Wednesday, December 20, 2006

Go go Cameron!

The Guardian, believe it or not, is championing the success of Cameron in the polls. The results are as follows:

Conservatives 40% (+3)
Labour 32% (no change)
Lib Dems 18% (-4)

On the face of it good news for the Tories, bad news for the Lib Dems blah blah blah blah blah. No doubt you can find detailed analysis for these poll results, but it won't be here. Mainly because polls are often hugely inaccurate, but also because there is a real difference between how people would vote if they were in a polling booth today and what they tell a pollster. Nonetheless, I have a couple of points to make. Mainly based around these two paragraphs:

"Despite recent publicity about Conservative defections to Ukip, and fears inside the party that Mr Cameron's remodelling of Conservative policy could alienate traditional support on the right, only 14% of Tory supporters say they might back Ukip instead.

"Asked to name one or more other parties that they might support, Conservatives are much more likely to choose the Liberal Democrats or the Greens: 32% of Tories say they might vote Lib Dem and 19% say Green."

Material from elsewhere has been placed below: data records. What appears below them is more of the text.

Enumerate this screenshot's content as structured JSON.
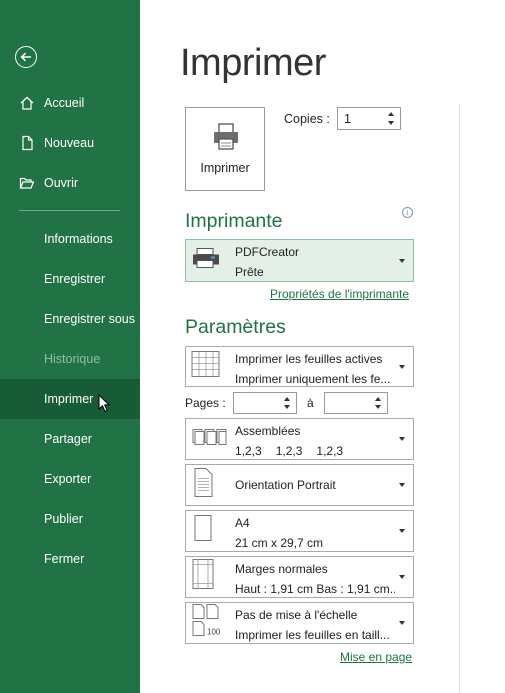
{
  "sidebar": {
    "items": [
      {
        "label": "Accueil",
        "icon": "home-icon"
      },
      {
        "label": "Nouveau",
        "icon": "new-document-icon"
      },
      {
        "label": "Ouvrir",
        "icon": "open-folder-icon"
      },
      {
        "label": "Informations"
      },
      {
        "label": "Enregistrer"
      },
      {
        "label": "Enregistrer sous"
      },
      {
        "label": "Historique",
        "state": "disabled"
      },
      {
        "label": "Imprimer",
        "state": "active"
      },
      {
        "label": "Partager"
      },
      {
        "label": "Exporter"
      },
      {
        "label": "Publier"
      },
      {
        "label": "Fermer"
      }
    ]
  },
  "main": {
    "title": "Imprimer",
    "print_button": "Imprimer",
    "copies_label": "Copies :",
    "copies_value": "1",
    "printer_section": "Imprimante",
    "printer": {
      "name": "PDFCreator",
      "status": "Prête"
    },
    "printer_properties_link": "Propriétés de l'imprimante",
    "settings_section": "Paramètres",
    "what_to_print": {
      "line1": "Imprimer les feuilles actives",
      "line2": "Imprimer uniquement les fe..."
    },
    "pages_label": "Pages :",
    "pages_to_label": "à",
    "pages_from": "",
    "pages_to": "",
    "collation": {
      "line1": "Assemblées",
      "seq": [
        "1,2,3",
        "1,2,3",
        "1,2,3"
      ]
    },
    "orientation": "Orientation Portrait",
    "paper": {
      "line1": "A4",
      "line2": "21 cm x 29,7 cm"
    },
    "margins": {
      "line1": "Marges normales",
      "line2": "Haut : 1,91 cm Bas : 1,91 cm..."
    },
    "scaling": {
      "line1": "Pas de mise à l'échelle",
      "line2": "Imprimer les feuilles en taill..."
    },
    "page_setup_link": "Mise en page"
  },
  "colors": {
    "accent": "#217346",
    "sidebar_active": "#185c37"
  }
}
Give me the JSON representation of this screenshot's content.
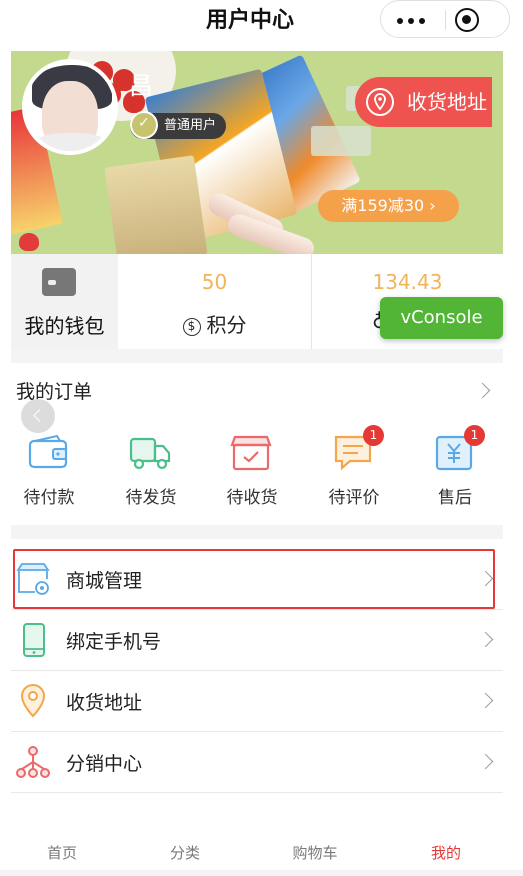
{
  "nav": {
    "title": "用户中心"
  },
  "user": {
    "name": "昌",
    "level": "普通用户"
  },
  "banner": {
    "address_button": "收货地址",
    "promo": "满159减30 ›"
  },
  "stats": {
    "wallet_label": "我的钱包",
    "points_value": "50",
    "points_label": "积分",
    "balance_value": "134.43"
  },
  "vconsole": {
    "label": "vConsole"
  },
  "orders": {
    "title": "我的订单",
    "items": [
      {
        "label": "待付款",
        "icon": "wallet-icon",
        "badge": ""
      },
      {
        "label": "待发货",
        "icon": "truck-icon",
        "badge": ""
      },
      {
        "label": "待收货",
        "icon": "package-icon",
        "badge": ""
      },
      {
        "label": "待评价",
        "icon": "comment-icon",
        "badge": "1"
      },
      {
        "label": "售后",
        "icon": "refund-icon",
        "badge": "1"
      }
    ]
  },
  "menu": {
    "items": [
      {
        "label": "商城管理",
        "icon": "store-settings-icon"
      },
      {
        "label": "绑定手机号",
        "icon": "phone-icon"
      },
      {
        "label": "收货地址",
        "icon": "location-icon"
      },
      {
        "label": "分销中心",
        "icon": "network-icon"
      }
    ]
  },
  "tabbar": {
    "items": [
      {
        "label": "首页"
      },
      {
        "label": "分类"
      },
      {
        "label": "购物车"
      },
      {
        "label": "我的"
      }
    ],
    "active_index": 3
  },
  "colors": {
    "accent_red": "#e53935",
    "points_orange": "#f0b45a",
    "vconsole_green": "#52b535",
    "icon_blue": "#5aa9e6",
    "icon_green": "#4bbf8a",
    "icon_pink": "#e86a6a",
    "icon_orange": "#f3a64b"
  }
}
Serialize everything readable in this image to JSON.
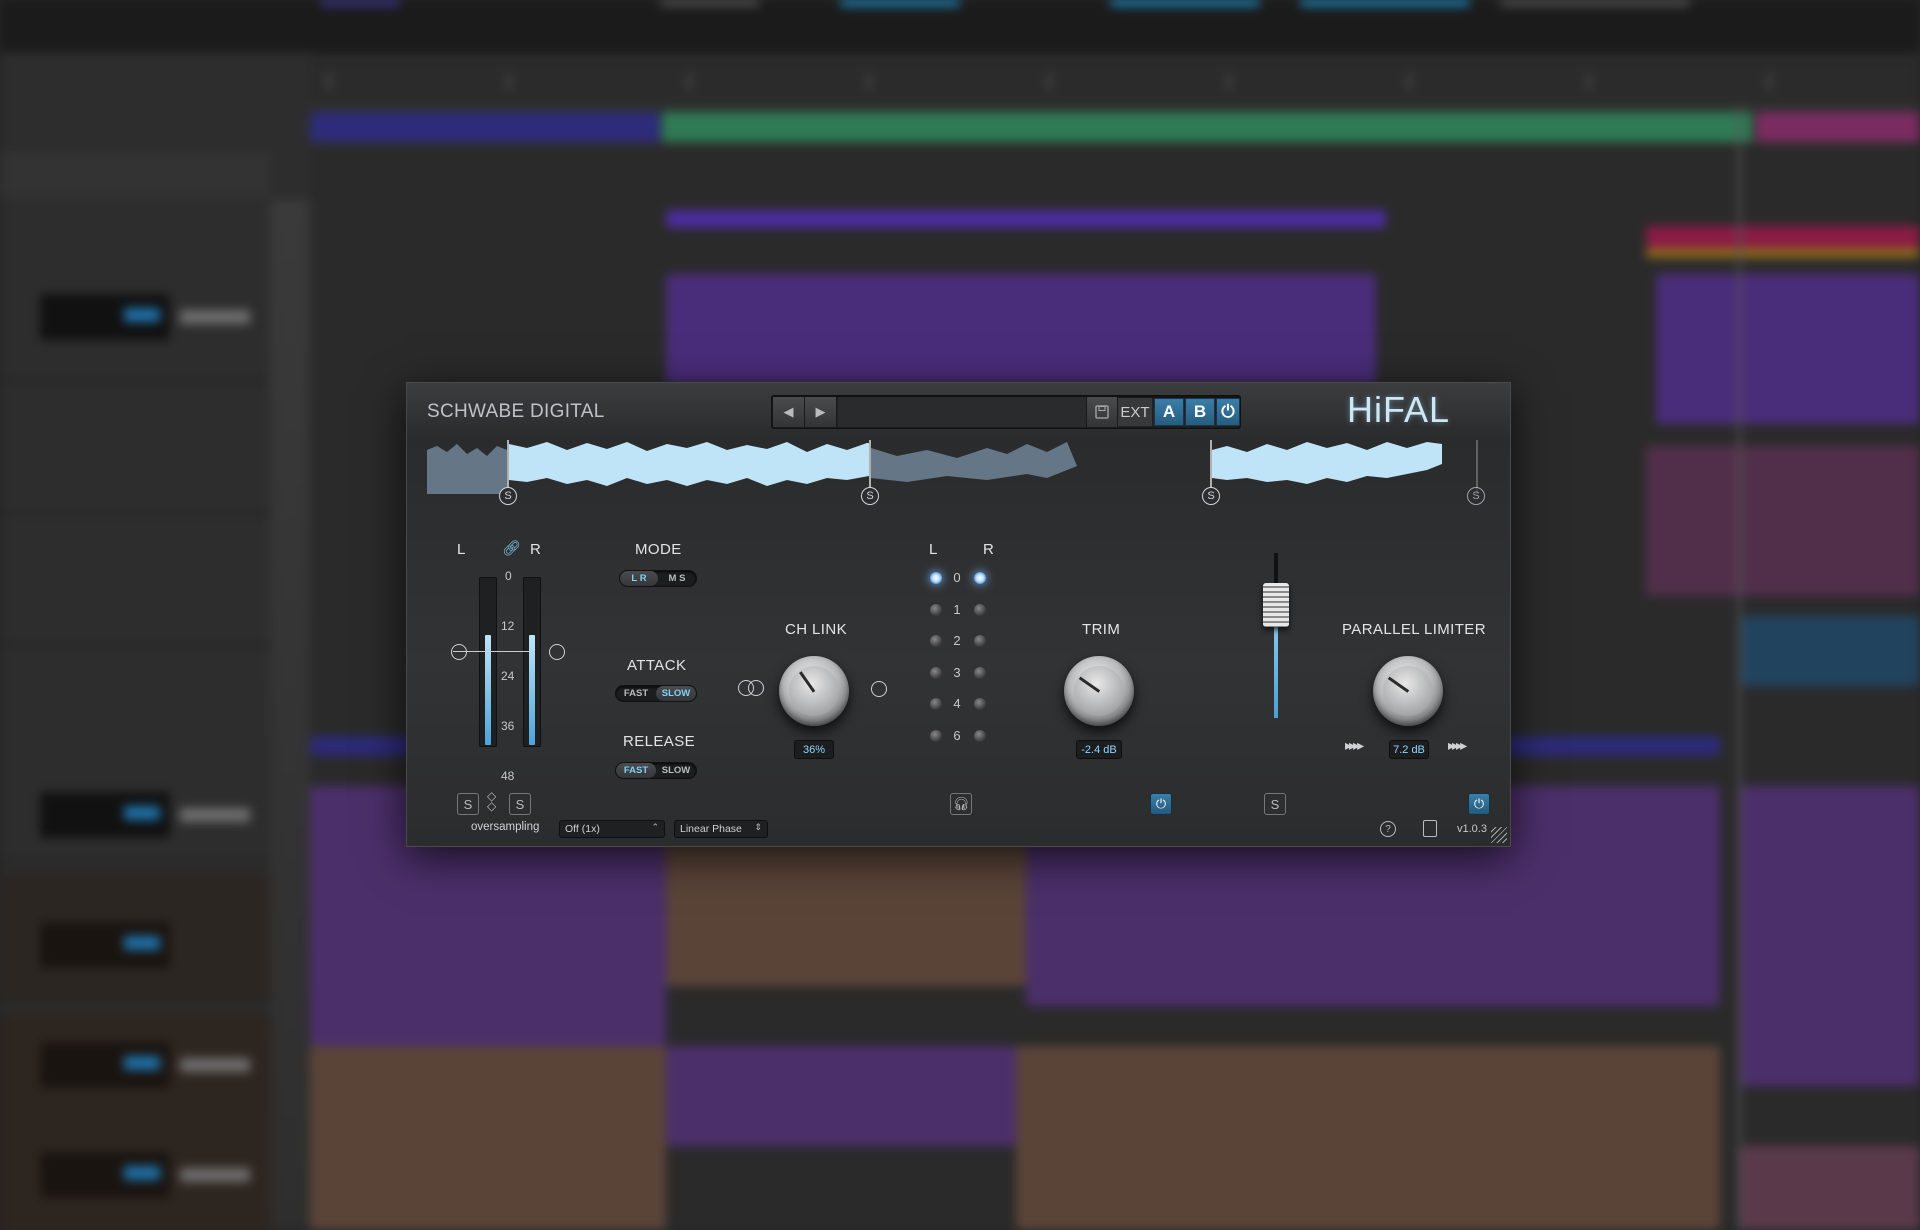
{
  "plugin": {
    "brand": "SCHWABE DIGITAL",
    "logo": "HiFAL",
    "version": "v1.0.3",
    "preset": {
      "prev_icon": "triangle-left",
      "next_icon": "triangle-right",
      "name": "",
      "save_icon": "floppy-disk",
      "ext_label": "EXT",
      "a_label": "A",
      "b_label": "B",
      "power_icon": "power"
    },
    "waveform": {
      "split_marker_label": "S",
      "colors": {
        "active": "#bfe3f7",
        "inactive": "#6b7f91"
      }
    },
    "input": {
      "left_label": "L",
      "right_label": "R",
      "link_icon": "link",
      "scale": [
        "0",
        "12",
        "24",
        "36",
        "48"
      ],
      "solo_left": "S",
      "solo_right": "S"
    },
    "mode": {
      "label": "MODE",
      "options": [
        "L R",
        "M S"
      ],
      "selected": "L R"
    },
    "attack": {
      "label": "ATTACK",
      "options": [
        "FAST",
        "SLOW"
      ],
      "selected": "SLOW"
    },
    "release": {
      "label": "RELEASE",
      "options": [
        "FAST",
        "SLOW"
      ],
      "selected": "FAST"
    },
    "ch_link": {
      "label": "CH LINK",
      "value": "36%"
    },
    "meters": {
      "left_label": "L",
      "right_label": "R",
      "scale": [
        "0",
        "1",
        "2",
        "3",
        "4",
        "6"
      ],
      "lit": [
        "0"
      ],
      "headphone_icon": "headphones"
    },
    "trim": {
      "label": "TRIM",
      "value": "-2.4 dB"
    },
    "fader": {
      "solo_label": "S",
      "level": 0.64
    },
    "parallel_limiter": {
      "label": "PARALLEL LIMITER",
      "value": "7.2 dB"
    },
    "footer": {
      "oversampling_label": "oversampling",
      "oversampling_value": "Off (1x)",
      "phase_value": "Linear Phase",
      "help_icon": "question",
      "manual_icon": "document"
    },
    "accent": "#7ed0f5"
  }
}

I'll declare my own bias with this - I am against Cameron, and whilst I have not defected to UKIP (yet) I have departed from the good ship Tory for the duration of Cameron's stewardship. But I would also would ask The Guardian to declare their bias - after all, the Cameronistas do appear to be embracing the values of The Guardian's Cunt in Chief. It helps them if Cameron's lurch towards the left appears popular, just as I will be looking for ways to prove that this success is built on unstable, and worryingly short-term, foundations.

See, the 14% of Tory voters who might defect to UKIP should be far more worrying to Cameron than the 32% who might go to the Lib Dems. The 32% are the classic floating voters - the Tories need to win some of those votes to boot Labour out of office, but they also need the 14% of those who may defect from the right. It is the latter who have kept the Tory party as the opposition in the dark days of 1997 and 2001 - to alienate them now might cost the party a General Election victory next time out, but also divide the party catastrohically - at a time when, mainly owing to the sterling work of Howard in the two years immediately prior to the 2005 General Election, the party is at it's most united since the late 1980's. The right of the party have stood by the Conservatives at time when it appeared the party was doomed to electoral oblivion - to lose that 14% now will cost the party dearly in the long term. The floating voters will float to and from the Tories - but lose the core votes, and the party is just a fragile alliance of everchanging centrists, who can collapse the party at any time they want.

There is a counter argument that says the wandering 14% from the right will always return to the Tories, and the fact that I have not gone the whole hog and defected to UKIP indicates that there is some validity in this idea(there is a post brewing in my head that explains exactly why I cannot make the full move to UKIP at the moment). But this does not change my fundamental worry about Cameron - yes, he has been successful, but at what price? I harp on and on and on about this, but there is no point in winning the next election if we are simply swapping one Nu-Labourite government for another Nu-Labourite government. 18 months ago I would have celebrated the above poll results - now, with the castrated version of the Tory party that Cameron leads, it fills me with despair. I see a Cameron victory as an extension of Blairism - another government with a surplus of *style* and a complete dearth of policy.